Ancak teknoloji kullanımı bizim gibi okula gitme argümanı ortaokul 7. Sınıf düzeyinde olan, başta enerji ve ekonomisinin dışa bağımlı olduğu bir seyir izleyen ülkelerde, teknoloji kullanımı fetiş bir hale gelerek, kısa sürede teknoloji bağımlılığı oluşturmaktadır. Bu tarihsel süreç kendine özgü sorun alanları yaratmakta, teknoloji tutsaklığındaki çocuk ve gençler, Z kuşağı olarak nitelendirilmektedir. Gençlerin ve çocukların teknolojiyi bu kadar savruk, amaçsız ve hoyratça kullanmaları, aile içi yüz yüze iletişimde belirgin ve önemli patolojiler yaratırken, eğitim ve öğretim alanlarında maalesef çocukların teknoloji tutsaklığına çözümler üretilememiştir. Genç ve çocukları koruma, kollama, geliştirme ve yetiştirmekle görevli olan Milli Eğitim Bakanlığı ile Gençlik ve Spor bakanlığının ortaklaşa veya bireysel olarak teknoloji bağımlılığı konusunda kısa, orta ve uzun vade de birer eylem planlarının olup olmadığını bilen var mıdır acaba? Geleceğimiz ve umutlarımız olacak genç ve çocukların, teknoloji bağımlısı olmaları, onların biyopsikososyal özelliklerini ciddi şekilde tahrip ederken, düşünen, üreten, konuşan, yorumlayan, itiraz eden çocuk ve gençlerin yerini, sosyallikten uzak, duygu ve heyecanını ötelemiş, sorunlar karşısında afallayan, dayanıksız, hoşgörüsüz, empati yeteneği filizlenmemiş, hece, sözcük ve harflerin usulsüz ve anlamsız bir şekilde bir araya getirilmesiyle oluşan farklı bir dil kullanmaktadırlar. Teknoloji bağımlılığı genellikle ruhsal temelli zihinsel bir sorun olup, internet bağımlılığı, online porno, oyun, alış-veriş ve sohbet bağımlılığı, cep telefonu bağımlılığı, bilgisayar oyunları bağımlılığı şeklinde kendini göstermektedir. Teknolojik bağımlılığı olan her birey, bağımlılık yaratan cihaz veya aletlerinden herhangi birinin olası arızası durumunda, ne kadar huzursuz, mutsuz, öfkeli, sıkıntılı olduğu klinik deneylerle kanıtlanmıştır. Kendini tutsağı olduğu bir cihaz veya aletin hacmine hapseden birisi, her türlü sosyallikten, sportif ve kültürel aktivitelerden uzak durarak, kafasında oluşturduğu küçücük sanal dünyasında, tüm enerjisini kullanmakta, düşünme, üretim çözümleme ve sentez gücünü tüketmektedir.

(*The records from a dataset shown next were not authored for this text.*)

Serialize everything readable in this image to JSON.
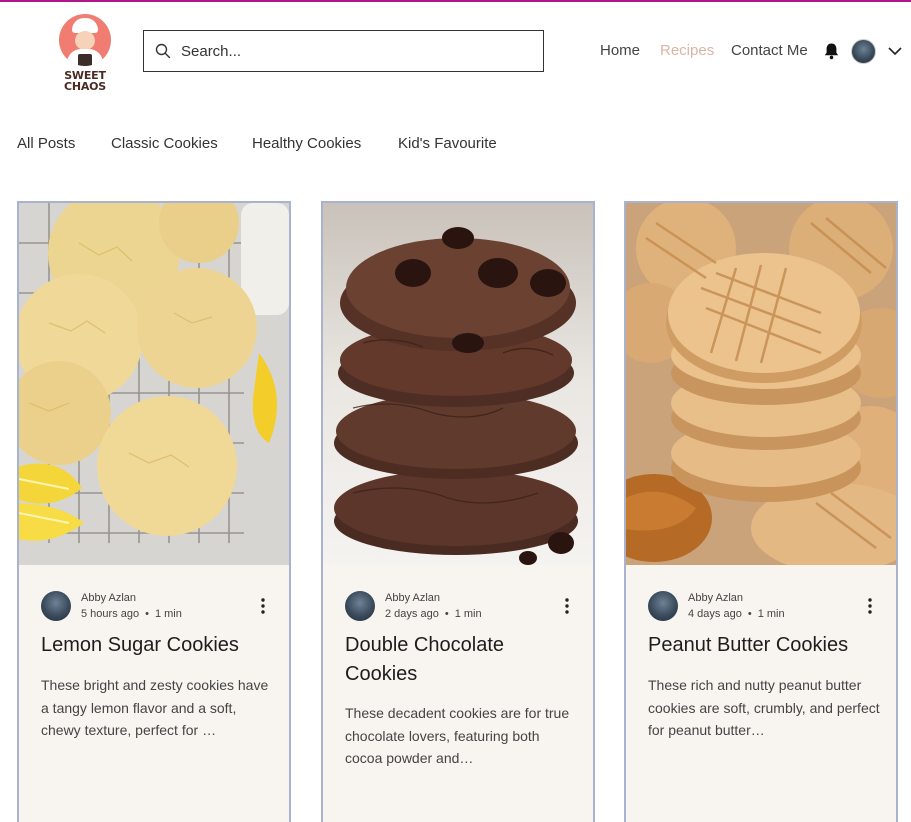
{
  "header": {
    "logo_text_line1": "SWEET",
    "logo_text_line2": "CHAOS",
    "search_placeholder": "Search...",
    "nav": {
      "home": "Home",
      "recipes": "Recipes",
      "contact": "Contact Me"
    },
    "icons": {
      "search": "search-icon",
      "bell": "bell-icon",
      "chevron": "chevron-down-icon"
    },
    "colors": {
      "accent_line": "#b0168c",
      "active_nav": "#d9b5a7"
    }
  },
  "categories": [
    "All Posts",
    "Classic Cookies",
    "Healthy Cookies",
    "Kid's Favourite"
  ],
  "posts": [
    {
      "author": "Abby Azlan",
      "time": "5 hours ago",
      "read": "1 min",
      "title": "Lemon Sugar Cookies",
      "excerpt": "These bright and zesty cookies have a tangy lemon flavor and a soft, chewy texture, perfect for …"
    },
    {
      "author": "Abby Azlan",
      "time": "2 days ago",
      "read": "1 min",
      "title": "Double Chocolate Cookies",
      "excerpt": "These decadent cookies are for true chocolate lovers, featuring both cocoa powder and…"
    },
    {
      "author": "Abby Azlan",
      "time": "4 days ago",
      "read": "1 min",
      "title": "Peanut Butter Cookies",
      "excerpt": "These rich and nutty peanut butter cookies are soft, crumbly, and perfect for peanut butter…"
    }
  ]
}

Bilgisayar, tablet, cep telefonu ve benzeri cihazların kullanımının çocukluk yaş sınırı altına inmesi riski, çocuk ve gençlerin geleceklerinin, benliklerinin, belleklerinin, kişiliklerinin çalınması anlamına geldiği gibi, öte yandan ülkenin ekonomik kayıplarını da körükleyecektir. Türk toplumunun mevcut eğitim ve kültür yapısı, içinde bulundukları ruh hali, teknoloji kullanmayı yeni totem haline getirmiş, ancak bu tutum ve davranışın gün be gün, zahiri sahiplerini kemirdiğinin farkına varılamamıştır. Dijital çağda elbette ki teknoloji kullanılacaktır. Ancak bebek ağladığında eline cep telefonu veya tablet sıkıştıran, çocuklarına karne hediyesi ya da bir başarının karşılığı olarak akıllı telefon veya tablet almayı marifet sayan tipik Ortadoğu davranışları sergileyen bireylerin yaptığı gibi değil, teknolojiyi, doğru yerde, doğru zamanda ve doğru işlerde kullanmak için bilinçlenmek ve bilinçlendirmek toplumsal bir sorumluluktur.